Michael Brown, un jeune afro-américain de 18 ans, a été abattu le 9 Août dernier par un policier blanc dans des circonstances encore floues. L’affaire qui fait présentement grand bruit aux États-Unis, remet sur le devant de la scène les vieilles blessures liées au racisme.

Dans la ville de Ferguson (Missouri) au centre des États-Unis, les émeutes prennent de l’ampleur depuis cette sombre affaire et le racisme est au cœur des débats. La mort du jeune Michael Brown suscite la colère des habitants de la ville et du pays entier mais aussi des internautes.

Dénoncer les clichés racistes

Depuis le début de l’affaire, les réseaux sociaux sont pris d’assault. Une photographie de la victime a été postée le montrant avec sa tenue de diplômé, quelques heures plus tard une nouvelle photographie du jeune homme circule dans les médias le montrant dans une posture peu flatteuse laissant penser qu’il pourrait appartenir à un gang. Sur Twitter on peut y lire la colère de la population afro-américaine avec notamment le hashtag #IfTheyGunnedMeDown qui sous entend que les médias ont une fâcheuse tendance à manipuler l’opinion publique grâce à des mises en scène photographiques. De nombreuses personnes ont alors posté deux photographies d’eux bien distinctes les montrant d’une part dans une position honorable puis dans une position presque grossière dans la seconde photographie pour mettre en lumière l’injustice dont fait figure une partie de la population.

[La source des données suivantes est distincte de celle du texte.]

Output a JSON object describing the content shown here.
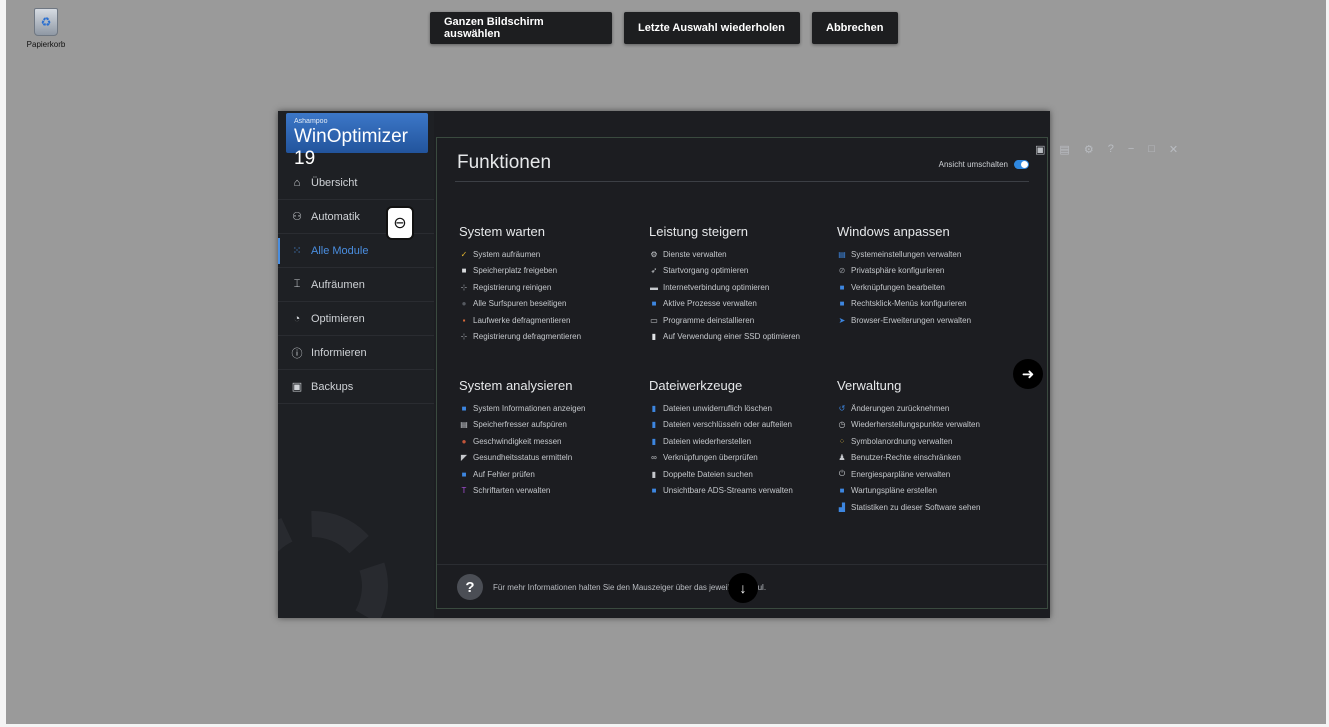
{
  "desktop": {
    "recycle_bin_label": "Papierkorb"
  },
  "capture_toolbar": {
    "select_fullscreen": "Ganzen Bildschirm auswählen",
    "repeat_last": "Letzte Auswahl wiederholen",
    "cancel": "Abbrechen"
  },
  "app": {
    "brand": "Ashampoo",
    "product": "WinOptimizer 19",
    "window_controls": [
      "chat-icon",
      "notes-icon",
      "gear-icon",
      "help-icon",
      "minimize-icon",
      "maximize-icon",
      "close-icon"
    ],
    "window_glyphs": [
      "▣",
      "▤",
      "⚙",
      "?",
      "−",
      "□",
      "✕"
    ],
    "nav": [
      {
        "label": "Übersicht",
        "icon": "home-icon",
        "glyph": "⌂",
        "active": false
      },
      {
        "label": "Automatik",
        "icon": "automation-icon",
        "glyph": "⚇",
        "active": false
      },
      {
        "label": "Alle Module",
        "icon": "grid-icon",
        "glyph": "⁙",
        "active": true
      },
      {
        "label": "Aufräumen",
        "icon": "broom-icon",
        "glyph": "⌶",
        "active": false
      },
      {
        "label": "Optimieren",
        "icon": "speedometer-icon",
        "glyph": "◔",
        "active": false
      },
      {
        "label": "Informieren",
        "icon": "info-icon",
        "glyph": "ⓘ",
        "active": false
      },
      {
        "label": "Backups",
        "icon": "camera-icon",
        "glyph": "▣",
        "active": false
      }
    ],
    "main": {
      "title": "Funktionen",
      "view_toggle_label": "Ansicht umschalten",
      "view_toggle_on": true,
      "sections": [
        {
          "title": "System warten",
          "items": [
            {
              "label": "System aufräumen",
              "icon": "broom-icon",
              "glyph": "✓",
              "color": "#e8b830"
            },
            {
              "label": "Speicherplatz freigeben",
              "icon": "disk-icon",
              "glyph": "■",
              "color": "#d6d8db"
            },
            {
              "label": "Registrierung reinigen",
              "icon": "registry-icon",
              "glyph": "⊹",
              "color": "#8f9399"
            },
            {
              "label": "Alle Surfspuren beseitigen",
              "icon": "footprints-icon",
              "glyph": "●",
              "color": "#555960"
            },
            {
              "label": "Laufwerke defragmentieren",
              "icon": "defrag-icon",
              "glyph": "▪",
              "color": "#d96a3a"
            },
            {
              "label": "Registrierung defragmentieren",
              "icon": "registry-defrag-icon",
              "glyph": "⊹",
              "color": "#8f9399"
            }
          ]
        },
        {
          "title": "Leistung steigern",
          "items": [
            {
              "label": "Dienste verwalten",
              "icon": "services-icon",
              "glyph": "⚙",
              "color": "#c5c8cc"
            },
            {
              "label": "Startvorgang optimieren",
              "icon": "rocket-icon",
              "glyph": "➶",
              "color": "#c5c8cc"
            },
            {
              "label": "Internetverbindung optimieren",
              "icon": "network-icon",
              "glyph": "▬",
              "color": "#c5c8cc"
            },
            {
              "label": "Aktive Prozesse verwalten",
              "icon": "process-icon",
              "glyph": "■",
              "color": "#3d86e0"
            },
            {
              "label": "Programme deinstallieren",
              "icon": "uninstall-icon",
              "glyph": "▭",
              "color": "#c5c8cc"
            },
            {
              "label": "Auf Verwendung einer SSD optimieren",
              "icon": "ssd-icon",
              "glyph": "▮",
              "color": "#e0e2e5"
            }
          ]
        },
        {
          "title": "Windows anpassen",
          "items": [
            {
              "label": "Systemeinstellungen verwalten",
              "icon": "settings-window-icon",
              "glyph": "▤",
              "color": "#3d86e0"
            },
            {
              "label": "Privatsphäre konfigurieren",
              "icon": "privacy-icon",
              "glyph": "⊘",
              "color": "#8f9399"
            },
            {
              "label": "Verknüpfungen bearbeiten",
              "icon": "shortcut-icon",
              "glyph": "■",
              "color": "#3d86e0"
            },
            {
              "label": "Rechtsklick-Menüs konfigurieren",
              "icon": "context-menu-icon",
              "glyph": "■",
              "color": "#3d86e0"
            },
            {
              "label": "Browser-Erweiterungen verwalten",
              "icon": "browser-extension-icon",
              "glyph": "➤",
              "color": "#3d86e0"
            }
          ]
        },
        {
          "title": "System analysieren",
          "items": [
            {
              "label": "System Informationen anzeigen",
              "icon": "system-info-icon",
              "glyph": "■",
              "color": "#3d86e0"
            },
            {
              "label": "Speicherfresser aufspüren",
              "icon": "disk-analyzer-icon",
              "glyph": "▤",
              "color": "#c5c8cc"
            },
            {
              "label": "Geschwindigkeit messen",
              "icon": "speed-icon",
              "glyph": "●",
              "color": "#c2553a"
            },
            {
              "label": "Gesundheitsstatus ermitteln",
              "icon": "health-icon",
              "glyph": "◤",
              "color": "#c5c8cc"
            },
            {
              "label": "Auf Fehler prüfen",
              "icon": "error-check-icon",
              "glyph": "■",
              "color": "#3d86e0"
            },
            {
              "label": "Schriftarten verwalten",
              "icon": "font-icon",
              "glyph": "T",
              "color": "#a64fd8"
            }
          ]
        },
        {
          "title": "Dateiwerkzeuge",
          "items": [
            {
              "label": "Dateien unwiderruflich löschen",
              "icon": "shred-icon",
              "glyph": "▮",
              "color": "#3d86e0"
            },
            {
              "label": "Dateien verschlüsseln oder aufteilen",
              "icon": "encrypt-icon",
              "glyph": "▮",
              "color": "#3d86e0"
            },
            {
              "label": "Dateien wiederherstellen",
              "icon": "undelete-icon",
              "glyph": "▮",
              "color": "#3d86e0"
            },
            {
              "label": "Verknüpfungen überprüfen",
              "icon": "link-icon",
              "glyph": "∞",
              "color": "#c5c8cc"
            },
            {
              "label": "Doppelte Dateien suchen",
              "icon": "duplicate-icon",
              "glyph": "▮",
              "color": "#c5c8cc"
            },
            {
              "label": "Unsichtbare ADS-Streams verwalten",
              "icon": "ads-icon",
              "glyph": "■",
              "color": "#3d86e0"
            }
          ]
        },
        {
          "title": "Verwaltung",
          "items": [
            {
              "label": "Änderungen zurücknehmen",
              "icon": "undo-icon",
              "glyph": "↺",
              "color": "#3d86e0"
            },
            {
              "label": "Wiederherstellungspunkte verwalten",
              "icon": "restore-point-icon",
              "glyph": "◷",
              "color": "#c5c8cc"
            },
            {
              "label": "Symbolanordnung verwalten",
              "icon": "icon-layout-icon",
              "glyph": "⁘",
              "color": "#c7a640"
            },
            {
              "label": "Benutzer-Rechte einschränken",
              "icon": "user-rights-icon",
              "glyph": "♟",
              "color": "#c5c8cc"
            },
            {
              "label": "Energiesparpläne verwalten",
              "icon": "power-icon",
              "glyph": "⏻",
              "color": "#c5c8cc"
            },
            {
              "label": "Wartungspläne erstellen",
              "icon": "calendar-icon",
              "glyph": "■",
              "color": "#3d86e0"
            },
            {
              "label": "Statistiken zu dieser Software sehen",
              "icon": "stats-icon",
              "glyph": "▟",
              "color": "#3d86e0"
            }
          ]
        }
      ],
      "footer_text": "Für mehr Informationen halten Sie den Mauszeiger über das jeweilige Modul."
    }
  }
}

Le racisme, tourment de l’Amérique d’aujourd’hui

Actuel fléau aux États-Unis, le racisme touche majoritairement la population afro-américaine et est présent depuis des décennies. Même les militants des droits civiques tels que Martin Luther King n’ont réussi à éradiquer le racisme. L’air Obama aurait pu atténuer la situation mais depuis l’arrivée de #Barack Obama à la gouvernance des États-Unis, la situation semble empirer. Après la réélection du président américain, une étude sur la géolocalisation de la haine en ligne montrait que le racisme se répandait principalement en Alabama, au Mississippi, en Géorgie ou dans le Dakota du Nord.

Une question d’identité ?

À l’époque du mouvement afro-américain des droits civiques, les noirs étaient privés de leurs droits, d’une place dans la société qui aurait normalement dû leur être attribué. Aujourd’hui le passé prend le pas sur le présent, Le noir d’hier devient l’«homme du ghetto ». Leur identité perdue, les jeunes noirs de la banlieue d’aujourd’hui sont vus de l’extérieur comme des personnes voulant amuser la galerie, trainant dans la rue tout en fumant de la marijuana à la recherche de sensations fortes. Les afro-américains représentent aujourd’hui environ 12% de la population globale, ceux qui vivent dans les ghettos urbains sont considérés comme la population presque oubliée par le gouvernement américain. Le chômage, la pauvreté, la délinquance font le quotidien de ces habitants des quartiers sensibles concentrés essentiellement dans les villes de New York, Détroit, la Nouvelle Orléans, Saint-Louis ou encore Chicago.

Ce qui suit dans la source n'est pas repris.